Nelson Marcoux a brûlé le bois de finition «à la petite torche» dans cet espace habitable de 30 pieds sur 7.

Le bonheur dans 210 pieds carrés

Vivre heureux et le plus simplement possible : voilà les buts que se sont fixés Nelson Marcoux et Charlie Désilets en résiliant leur bail et en s’installant dans un autobus d’écoliers transformé en loft.

Ce bus de 2004, ils l’ont payé 3500 $. Ils s’étaient donné comme objectif de le rénover durant l’hiver. «On l’a clenché en deux mois, les soirs et les fins de semaine», a raconté Nelson Marcoux, au téléphone, au début de la semaine.

Nelson et sa blonde, Charlie, 23 ans chacun, ont généré une petite cohue avec leur bus, lors du tailgate du 21 octobre, au stade Telus de l’Université Laval (en passant, le Rouge et Or a «clenché» les Carabins de Montréal, 22 à 0). Les festivités d’avant-match de football leur ont donné une visibilité inespérée, notamment en attirant l’attention du photographe du Soleil.

Nelson Marcoux et Charlie Désilets ont participé au tailgate du 21 octobre à l’Université Laval.

Depuis le début de novembre, Nelson et Charlie n’ont plus d’appartement. Ils vivent dans l’autobus de 30 pieds par 7 qu’ils garent où ils le peuvent. Les stations de ski de Stoneham et du Massif de Petite-Rivière-Saint-François les ont autorisés à utiliser gratuitement leur stationnement. «Il faut bouger tous les jours», explique le jeune homme.

«On veut montrer qu’il y a d’autres options dans la vie que la grosse maison et la job de 40 heures/semaine», philosophe Nelson, qui cumule pourtant un emploi de pompier à temps plein pour la Ville de Québec et la direction de deux compagnies.
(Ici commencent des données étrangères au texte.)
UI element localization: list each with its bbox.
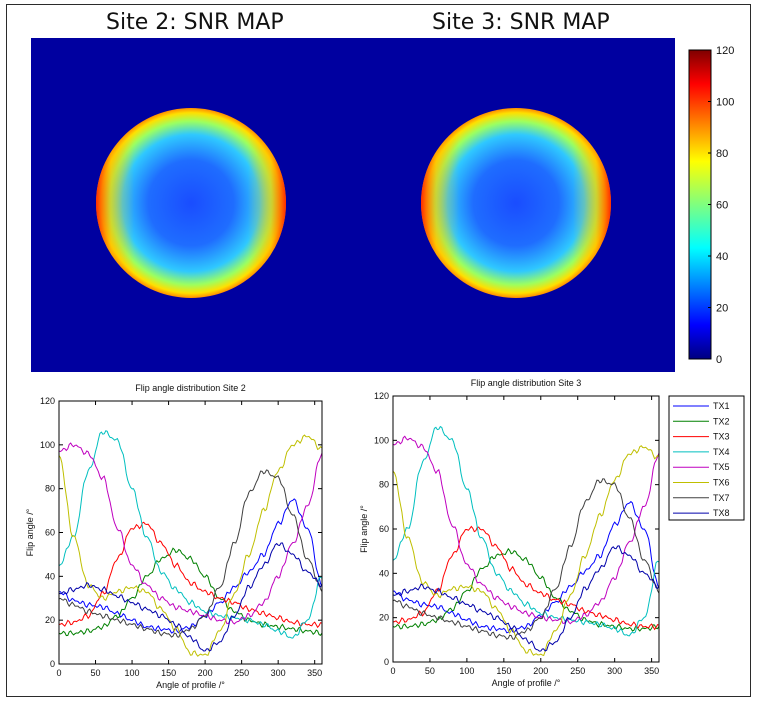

Charlie, elle, «travaille à la maison» pour une entreprise de vêtements en ligne. Son bureau, c’est... notre lit, rigole le copain.

Le lit queen, en effet, occupe le centre de l’autobus. «C’est notre aire commune», explique Nelson. Deux réservoirs d’eau de 250 litres chacun ont été installés «au chaud», en dessous. 

Le lit queen fait partie de l’aire commune.

Mode de vie santé

Le couple a adopté un mode de vie santé. Par la force des choses, Nelson et Charlie ne cuisinent plus de viande et mangent davantage d’aliments crus. Ils se sont inscrits au gym pour profiter de grandes douches. Adeptes de la planche à neige, ils veulent «jouer dehors» le plus possible. 

Leur cuisine contient l’essentiel, soit un évier, un comptoir de béton mince, ainsi que «deux ronds», un four et un frigo qui fonctionnent au propane. «On est rendus minimalistes», fait-il remarquer. 

La salle de bain est à l’arrière, avec «une douche de VR [véhicule récréatif] normale» et une toilette. Un réservoir d’eau noire a été fixé à l’extérieur, sous le véhicule. «L’hiver, il faudra le dégeler pour le vider», précise Nelson.

La salle de bain bénéficie d’une douche semblable à celles utilisées dans les véhicules récréatifs.

Le couple disposait d’un budget de moins de 15 000 $. Il a utilisé des panneaux de préfini et du bois qu’il a brûlé «à la petite torche» pour un beau design à prix abordable.

Nelson a appris le travail manuel de son père. Il a confiance en lui-même et a le sentiment qu’il peut «tout faire». «Je suis un peu hyperactif», confie-t-il. Il souhaite que des gens trouvent ce projet «attirant» et lui «offrent du support en échange de visibilité». Nelson et Charlie proposeront à ces éventuels commanditaires de mettre des affiches sur leur bus. Ils misent sur les réseaux sociaux pour les attirer. Leur page Facebook s’appelle Pirates on the road.

L’isolation demeure le plus grand défi. Elle sera bientôt soumise au test de l’hiver. Des panneaux solaires alimenteront le bus en électricité. Ces étapes sont encore en chantier. 

Le couple n’exclut pas l’idée d’aller passer quelques semaines dans le Sud. Un corollaire positif de la simplicité volontaire. «Vivre heureux», c’est aussi ça, non?